The Grand Sichuan at 46 street held two food testing dinners on September 7 and 8, and 15 people participated in the testing party. They were from varity of industries and professions, some of them knew Grand Sichuan well and ate at other locations of Grand Sichuan, and most of them could eat spicy food, even very spicy. There were only four Chinese who talked with other people in English. I was the host.
First came six cold dishes: OX tongue & tripe with spicy and peppery sauce, Sliced conch with peppery sauce, Chicken with spicy sauce, Cucumber with scallion sauce, Cold & crispy celery, and Spinach with ginger sauce. All agreed that these dishes were not salty or too sweet, but just fine. The presentation of the cucumber was new, and the sauce of celery was enjoyable because it was a mix of Sichuan spicy sauce and Thai sweet and spicy sauce.
All held the Dan Dan noodles were not spicy enough, and the XieLaoBan’s Dan Dan Noodle was much better.
Two whole fish dishes were tested, and both were cooked with Tilapia. Reviewers like the Braised whole fish with Sichuan hot bean sauce, and felt both the fish texture and the sauce were proper, but suggested whether adopting better fish instead of Tilapia for a steam fish dish.
The radish soup was with different presentation compared to traditional ones: the soup cooked with radish and pig bone was in a big bowl, while another whole radish lay in a slender plate on the side. People tasted the soup just lke the radish, and the whole radish was cut to be shared.
Two “latest” dishes are introduced: Double flavor Salmon fish and Braised beef with red wine sauce. All agreed that the Salmon fish was fine but a little bit overcooked in another day, and the beef was tender, and they liked both presentations, but suggested the replacement of some of ingredients in the Salmon fish dishes. I asked whether we needed to keep these two dishes on our menu because they are not tipical Sichuan dishes, and they replied that I should keep these two.
Spicy dishes were classified into two groups: the current and popular spicy dishes and traditional spicy dishes. Mix aromatic and spicy wok and Sliced fish with spicy water are popular in Beijing now, which had richer, stronger, and heavier taste than traditional spicy dishes such as Double cooked pork, Ma po tu fu, Beef with chili sauce. Most of participants like the Mix aromatic and spic wok, thought it was the most spicy dish on our menu. Some suggested whether we could use less oil in Ma po tu fu, Beef with chili sauce, and Sliced fish with spicy water. My explanation was that these dishes were cooked according to their recipes which had been formatted for many years, and their style and taste came from the spicy oil, but I promised to find proper ways to make changes.
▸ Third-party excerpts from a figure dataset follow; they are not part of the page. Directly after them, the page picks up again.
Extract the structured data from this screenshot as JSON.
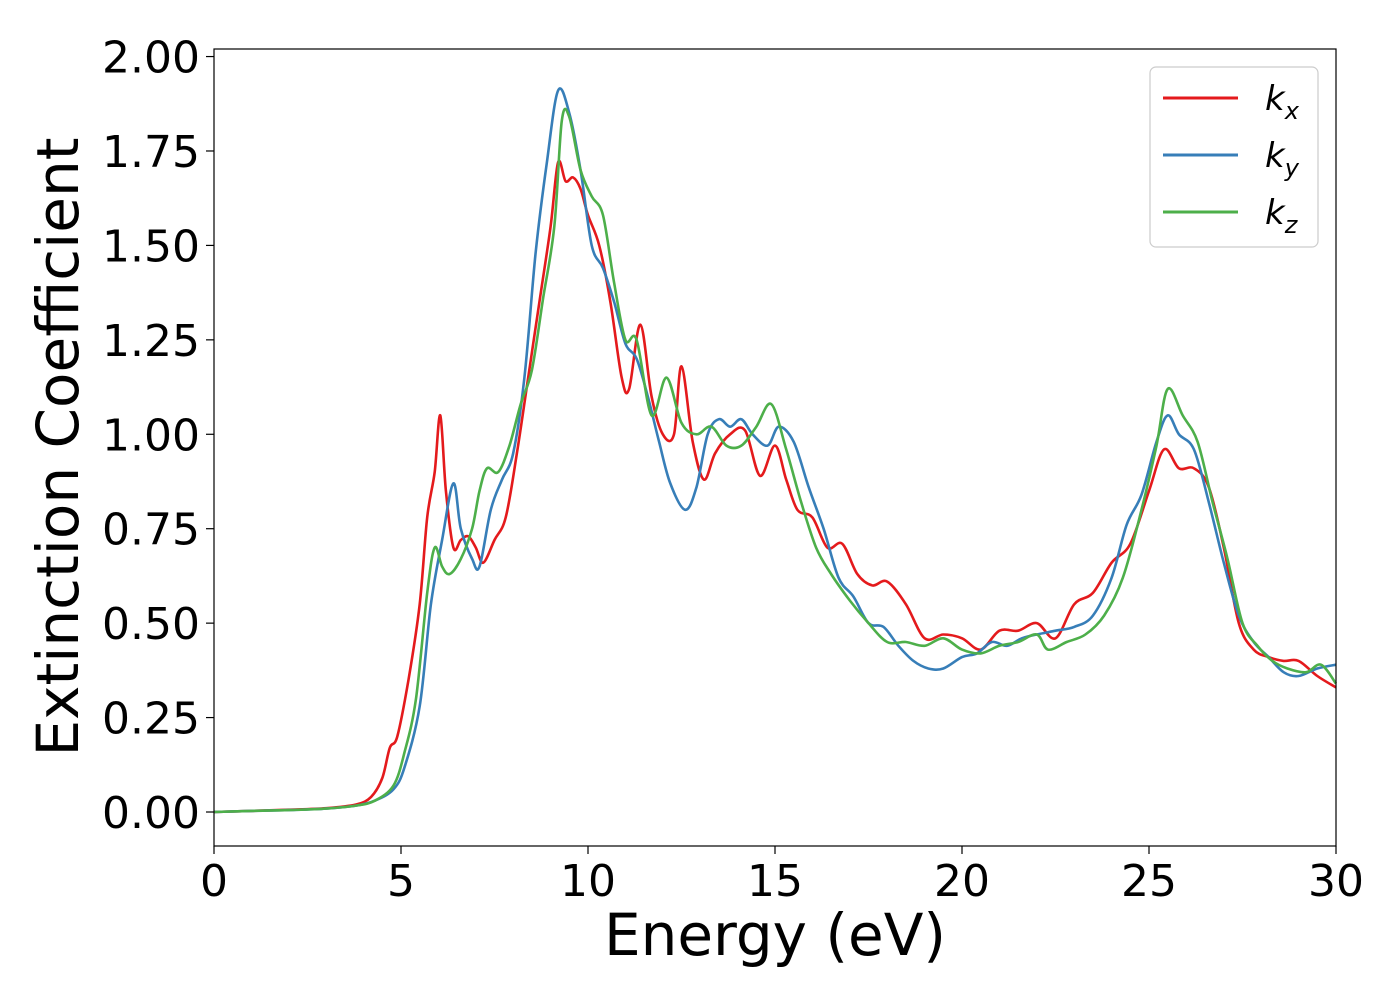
{
  "chart_data": {
    "type": "line",
    "xlabel": "Energy (eV)",
    "ylabel": "Extinction Coefficient",
    "xlim": [
      0,
      30
    ],
    "ylim": [
      -0.09,
      2.02
    ],
    "xticks": [
      "0",
      "5",
      "10",
      "15",
      "20",
      "25",
      "30"
    ],
    "yticks": [
      "0.00",
      "0.25",
      "0.50",
      "0.75",
      "1.00",
      "1.25",
      "1.50",
      "1.75",
      "2.00"
    ],
    "grid": false,
    "legend_position": "top-right",
    "series": [
      {
        "name": "k",
        "subscript": "x",
        "color": "#e41a1c",
        "points": [
          [
            0,
            0.0
          ],
          [
            1,
            0.003
          ],
          [
            2,
            0.006
          ],
          [
            3,
            0.01
          ],
          [
            3.8,
            0.02
          ],
          [
            4.2,
            0.04
          ],
          [
            4.5,
            0.09
          ],
          [
            4.7,
            0.17
          ],
          [
            4.9,
            0.2
          ],
          [
            5.2,
            0.35
          ],
          [
            5.5,
            0.55
          ],
          [
            5.7,
            0.78
          ],
          [
            5.9,
            0.9
          ],
          [
            6.05,
            1.05
          ],
          [
            6.2,
            0.85
          ],
          [
            6.4,
            0.7
          ],
          [
            6.6,
            0.72
          ],
          [
            6.8,
            0.73
          ],
          [
            7.0,
            0.7
          ],
          [
            7.2,
            0.66
          ],
          [
            7.5,
            0.72
          ],
          [
            7.8,
            0.78
          ],
          [
            8.1,
            0.95
          ],
          [
            8.4,
            1.15
          ],
          [
            8.7,
            1.35
          ],
          [
            9.0,
            1.55
          ],
          [
            9.2,
            1.72
          ],
          [
            9.4,
            1.67
          ],
          [
            9.6,
            1.68
          ],
          [
            9.8,
            1.65
          ],
          [
            10.0,
            1.58
          ],
          [
            10.3,
            1.5
          ],
          [
            10.6,
            1.35
          ],
          [
            10.9,
            1.15
          ],
          [
            11.1,
            1.12
          ],
          [
            11.4,
            1.29
          ],
          [
            11.7,
            1.1
          ],
          [
            12.0,
            1.0
          ],
          [
            12.3,
            1.0
          ],
          [
            12.5,
            1.18
          ],
          [
            12.8,
            0.98
          ],
          [
            13.1,
            0.88
          ],
          [
            13.4,
            0.95
          ],
          [
            13.8,
            1.0
          ],
          [
            14.2,
            1.01
          ],
          [
            14.6,
            0.89
          ],
          [
            15.0,
            0.97
          ],
          [
            15.3,
            0.88
          ],
          [
            15.6,
            0.8
          ],
          [
            16.0,
            0.78
          ],
          [
            16.4,
            0.7
          ],
          [
            16.8,
            0.71
          ],
          [
            17.2,
            0.63
          ],
          [
            17.6,
            0.6
          ],
          [
            18.0,
            0.61
          ],
          [
            18.5,
            0.55
          ],
          [
            19.0,
            0.46
          ],
          [
            19.5,
            0.47
          ],
          [
            20.0,
            0.46
          ],
          [
            20.5,
            0.43
          ],
          [
            21.0,
            0.48
          ],
          [
            21.5,
            0.48
          ],
          [
            22.0,
            0.5
          ],
          [
            22.5,
            0.46
          ],
          [
            23.0,
            0.55
          ],
          [
            23.5,
            0.58
          ],
          [
            24.0,
            0.66
          ],
          [
            24.5,
            0.71
          ],
          [
            25.0,
            0.85
          ],
          [
            25.4,
            0.96
          ],
          [
            25.8,
            0.91
          ],
          [
            26.2,
            0.91
          ],
          [
            26.6,
            0.86
          ],
          [
            27.0,
            0.7
          ],
          [
            27.4,
            0.5
          ],
          [
            27.8,
            0.43
          ],
          [
            28.2,
            0.41
          ],
          [
            28.6,
            0.4
          ],
          [
            29.0,
            0.4
          ],
          [
            29.5,
            0.36
          ],
          [
            30,
            0.33
          ]
        ]
      },
      {
        "name": "k",
        "subscript": "y",
        "color": "#377eb8",
        "points": [
          [
            0,
            0.0
          ],
          [
            1,
            0.003
          ],
          [
            2,
            0.005
          ],
          [
            3,
            0.009
          ],
          [
            3.8,
            0.017
          ],
          [
            4.3,
            0.03
          ],
          [
            4.8,
            0.06
          ],
          [
            5.1,
            0.12
          ],
          [
            5.5,
            0.28
          ],
          [
            5.8,
            0.55
          ],
          [
            6.1,
            0.72
          ],
          [
            6.4,
            0.87
          ],
          [
            6.6,
            0.75
          ],
          [
            6.9,
            0.67
          ],
          [
            7.1,
            0.65
          ],
          [
            7.4,
            0.8
          ],
          [
            7.7,
            0.88
          ],
          [
            8.0,
            0.95
          ],
          [
            8.3,
            1.15
          ],
          [
            8.6,
            1.48
          ],
          [
            8.9,
            1.72
          ],
          [
            9.2,
            1.91
          ],
          [
            9.5,
            1.85
          ],
          [
            9.8,
            1.7
          ],
          [
            10.1,
            1.5
          ],
          [
            10.4,
            1.44
          ],
          [
            10.7,
            1.35
          ],
          [
            11.0,
            1.24
          ],
          [
            11.3,
            1.2
          ],
          [
            11.6,
            1.1
          ],
          [
            11.9,
            0.98
          ],
          [
            12.2,
            0.87
          ],
          [
            12.6,
            0.8
          ],
          [
            12.9,
            0.86
          ],
          [
            13.2,
            1.0
          ],
          [
            13.5,
            1.04
          ],
          [
            13.8,
            1.02
          ],
          [
            14.1,
            1.04
          ],
          [
            14.4,
            1.0
          ],
          [
            14.8,
            0.97
          ],
          [
            15.1,
            1.02
          ],
          [
            15.5,
            0.98
          ],
          [
            15.9,
            0.86
          ],
          [
            16.3,
            0.75
          ],
          [
            16.7,
            0.62
          ],
          [
            17.1,
            0.57
          ],
          [
            17.5,
            0.5
          ],
          [
            17.9,
            0.49
          ],
          [
            18.3,
            0.44
          ],
          [
            18.7,
            0.4
          ],
          [
            19.1,
            0.38
          ],
          [
            19.5,
            0.38
          ],
          [
            20.0,
            0.41
          ],
          [
            20.4,
            0.42
          ],
          [
            20.8,
            0.45
          ],
          [
            21.2,
            0.44
          ],
          [
            21.6,
            0.46
          ],
          [
            22.0,
            0.47
          ],
          [
            22.5,
            0.48
          ],
          [
            23.0,
            0.49
          ],
          [
            23.5,
            0.52
          ],
          [
            24.0,
            0.62
          ],
          [
            24.4,
            0.76
          ],
          [
            24.8,
            0.84
          ],
          [
            25.2,
            0.98
          ],
          [
            25.5,
            1.05
          ],
          [
            25.8,
            1.0
          ],
          [
            26.2,
            0.96
          ],
          [
            26.6,
            0.82
          ],
          [
            27.0,
            0.66
          ],
          [
            27.4,
            0.52
          ],
          [
            27.8,
            0.45
          ],
          [
            28.2,
            0.41
          ],
          [
            28.6,
            0.37
          ],
          [
            29.0,
            0.36
          ],
          [
            29.5,
            0.38
          ],
          [
            30,
            0.39
          ]
        ]
      },
      {
        "name": "k",
        "subscript": "z",
        "color": "#4daf4a",
        "points": [
          [
            0,
            0.0
          ],
          [
            1,
            0.003
          ],
          [
            2,
            0.005
          ],
          [
            3,
            0.009
          ],
          [
            3.8,
            0.017
          ],
          [
            4.3,
            0.03
          ],
          [
            4.8,
            0.07
          ],
          [
            5.1,
            0.16
          ],
          [
            5.4,
            0.3
          ],
          [
            5.7,
            0.58
          ],
          [
            5.9,
            0.7
          ],
          [
            6.1,
            0.65
          ],
          [
            6.3,
            0.63
          ],
          [
            6.6,
            0.67
          ],
          [
            6.9,
            0.75
          ],
          [
            7.1,
            0.85
          ],
          [
            7.3,
            0.91
          ],
          [
            7.6,
            0.9
          ],
          [
            7.9,
            0.97
          ],
          [
            8.2,
            1.08
          ],
          [
            8.5,
            1.17
          ],
          [
            8.8,
            1.36
          ],
          [
            9.1,
            1.55
          ],
          [
            9.3,
            1.83
          ],
          [
            9.5,
            1.84
          ],
          [
            9.8,
            1.7
          ],
          [
            10.1,
            1.63
          ],
          [
            10.4,
            1.58
          ],
          [
            10.7,
            1.4
          ],
          [
            11.0,
            1.25
          ],
          [
            11.3,
            1.25
          ],
          [
            11.7,
            1.05
          ],
          [
            12.1,
            1.15
          ],
          [
            12.5,
            1.03
          ],
          [
            12.9,
            1.0
          ],
          [
            13.3,
            1.02
          ],
          [
            13.7,
            0.97
          ],
          [
            14.1,
            0.97
          ],
          [
            14.5,
            1.02
          ],
          [
            14.9,
            1.08
          ],
          [
            15.3,
            0.96
          ],
          [
            15.7,
            0.82
          ],
          [
            16.1,
            0.7
          ],
          [
            16.5,
            0.63
          ],
          [
            17.0,
            0.56
          ],
          [
            17.5,
            0.5
          ],
          [
            18.0,
            0.45
          ],
          [
            18.5,
            0.45
          ],
          [
            19.0,
            0.44
          ],
          [
            19.5,
            0.46
          ],
          [
            20.0,
            0.43
          ],
          [
            20.5,
            0.42
          ],
          [
            21.0,
            0.44
          ],
          [
            21.5,
            0.45
          ],
          [
            22.0,
            0.47
          ],
          [
            22.3,
            0.43
          ],
          [
            22.8,
            0.45
          ],
          [
            23.3,
            0.47
          ],
          [
            23.8,
            0.52
          ],
          [
            24.3,
            0.62
          ],
          [
            24.8,
            0.8
          ],
          [
            25.2,
            0.97
          ],
          [
            25.5,
            1.12
          ],
          [
            25.9,
            1.05
          ],
          [
            26.3,
            0.98
          ],
          [
            26.7,
            0.82
          ],
          [
            27.1,
            0.67
          ],
          [
            27.5,
            0.5
          ],
          [
            27.9,
            0.44
          ],
          [
            28.3,
            0.4
          ],
          [
            28.7,
            0.38
          ],
          [
            29.2,
            0.37
          ],
          [
            29.6,
            0.39
          ],
          [
            30,
            0.34
          ]
        ]
      }
    ]
  }
}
Two dishes with the same name are served for comparision: Dong po pork, Sichuan style and Shangahi style. This dish was invented by famous poet, Su Dong Po, in Tang Dynasty around 1,000 years ago, and was named after Su’s first name. Su’s hometown was in Sichuan Province and he invened the dish in Hangzhou that was close to Shanghai, which resulted in two versions of Dong Po Pork, Shanghai and Sichuan. The house preferred the Sichuan style because it was cooked for 30 hours and had a special texture. However, reviewers liked the Shanghai style better, and assessed it had clear tastes and textures for pork’s skin, fat, and lean.
The smoked tea duck and Beijing duck are on the menu, and only Smoked tea duck was served. In the first evening the duck was near to the perfection: crispy skin and moistured meat, but in the second evening the meat was a little dry.
Finally, vegetable dishes, Dry sauteed string beans, eggplant with brown sauce, and Bean curd in a casserole, were served.
The whole testing last about three hours, and we are grateful to all participants who contributed their time to join us. We sincerely hope more people leave their comments, ideas, suggestions, and even criticism here to help us improve the quality of food and service.